Wir sind heute vielleicht schlauer und erklären Unheil nicht mehr mit einem strafenden Gott. Aber doch finde ich es nicht falsch, auch in dieser Krise einen Moment innezuhalten und zu überlegen, was falsch gelaufen ist und was zu diesem schlimmen Ausbruch der Krankheit geführt hat. Dabei ist durchaus auch Selbstkritik erlaubt! Wenn Fortschritt und Freiheit kaum noch Grenzen kennt, hätte man dann nicht zumindest auch damit rechnen können, dass Gefahren hinter diesen Entwicklungen lauern könnten? Ich halte es für müßig, einen Schuldigen für den Ausbruch von Covid-19 zu suchen, aber ich würde mir wünschen, dass wir aus den Fehlern, an denen wir alle nicht ganz unbeteiligt waren oder die wir zumindest billigend in Kauf genommen haben, lernen würden. Reisen in aller Herren Länder, möglichst billige Waren, die überall auf der Welt produziert werden, die grenzenlose Ausbeutung der Natur… - das alles hat seinen Preis. Ein Anfang wäre ja schon, wenn wir uns wenigstens dazu bekennen könnten.

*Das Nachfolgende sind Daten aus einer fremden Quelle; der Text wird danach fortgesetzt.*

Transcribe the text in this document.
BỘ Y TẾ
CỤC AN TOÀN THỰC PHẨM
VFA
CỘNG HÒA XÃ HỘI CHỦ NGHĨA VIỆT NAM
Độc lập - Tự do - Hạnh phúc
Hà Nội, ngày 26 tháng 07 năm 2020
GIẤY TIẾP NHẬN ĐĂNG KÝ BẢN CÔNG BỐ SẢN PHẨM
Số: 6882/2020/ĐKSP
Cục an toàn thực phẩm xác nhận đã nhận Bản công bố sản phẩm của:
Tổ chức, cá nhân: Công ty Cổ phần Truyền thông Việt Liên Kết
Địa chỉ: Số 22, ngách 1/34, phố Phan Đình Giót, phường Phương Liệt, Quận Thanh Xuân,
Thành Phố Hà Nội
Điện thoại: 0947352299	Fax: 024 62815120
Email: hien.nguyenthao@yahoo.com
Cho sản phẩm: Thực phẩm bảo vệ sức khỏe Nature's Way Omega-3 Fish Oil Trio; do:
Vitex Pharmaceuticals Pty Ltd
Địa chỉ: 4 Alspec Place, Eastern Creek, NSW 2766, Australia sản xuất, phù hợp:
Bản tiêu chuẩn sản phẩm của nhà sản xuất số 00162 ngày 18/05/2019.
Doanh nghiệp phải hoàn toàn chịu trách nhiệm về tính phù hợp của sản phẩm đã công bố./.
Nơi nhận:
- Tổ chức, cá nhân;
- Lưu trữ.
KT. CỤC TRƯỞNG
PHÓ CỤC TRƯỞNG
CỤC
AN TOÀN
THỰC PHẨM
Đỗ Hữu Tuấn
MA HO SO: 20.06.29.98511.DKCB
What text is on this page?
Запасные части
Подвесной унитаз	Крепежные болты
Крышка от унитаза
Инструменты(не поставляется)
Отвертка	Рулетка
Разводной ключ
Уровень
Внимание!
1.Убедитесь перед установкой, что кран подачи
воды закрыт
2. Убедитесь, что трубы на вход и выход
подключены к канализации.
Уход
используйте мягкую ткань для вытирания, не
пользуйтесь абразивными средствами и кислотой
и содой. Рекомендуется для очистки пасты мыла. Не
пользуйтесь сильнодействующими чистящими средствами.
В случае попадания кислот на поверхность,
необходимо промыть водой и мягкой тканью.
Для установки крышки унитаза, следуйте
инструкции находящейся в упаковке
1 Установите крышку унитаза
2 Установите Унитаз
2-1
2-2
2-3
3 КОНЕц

    5. Drum kommen wir, oh Herre Gott,
    und klagen dir all unsre Not,
    weil wir jetzt stehn verlassen gar
    in großer Trübsal und Gefahr.
    6. Sieh nicht an unsre Sünden groß,
    sprich uns davon aus Gnaden los,
    steht uns in unserm Elend bei,
    mach uns von allen Plagen frei,

Noch schöner wäre es, wenn uns dann schließlich auch eine Wende gelänge. Paul Eber blickt in seinem Lied am Ende sogar bis in die Ewigkeit, in Gottes Reich. Er erinnert dabei zugleich noch an etwas, das aber auch nicht vergessen werden darf: Der Dank an Gott für seine Bewahrung und Rettung. Ich wünsche uns allen, dass wir bald schon wieder dahin kommen werden, dass unser Herz von Freude überströmt, weil ER geholfen hat. Ich hoffe aber auch, dass unser Mund den Dank an Gott dafür nicht vergisst.

    7. auf dass von Herzen können wir
    nachmals mit Freuden danken dir,
    gehorsam sein nach deinem Wort,
    dich allzeit preisen hier und dort.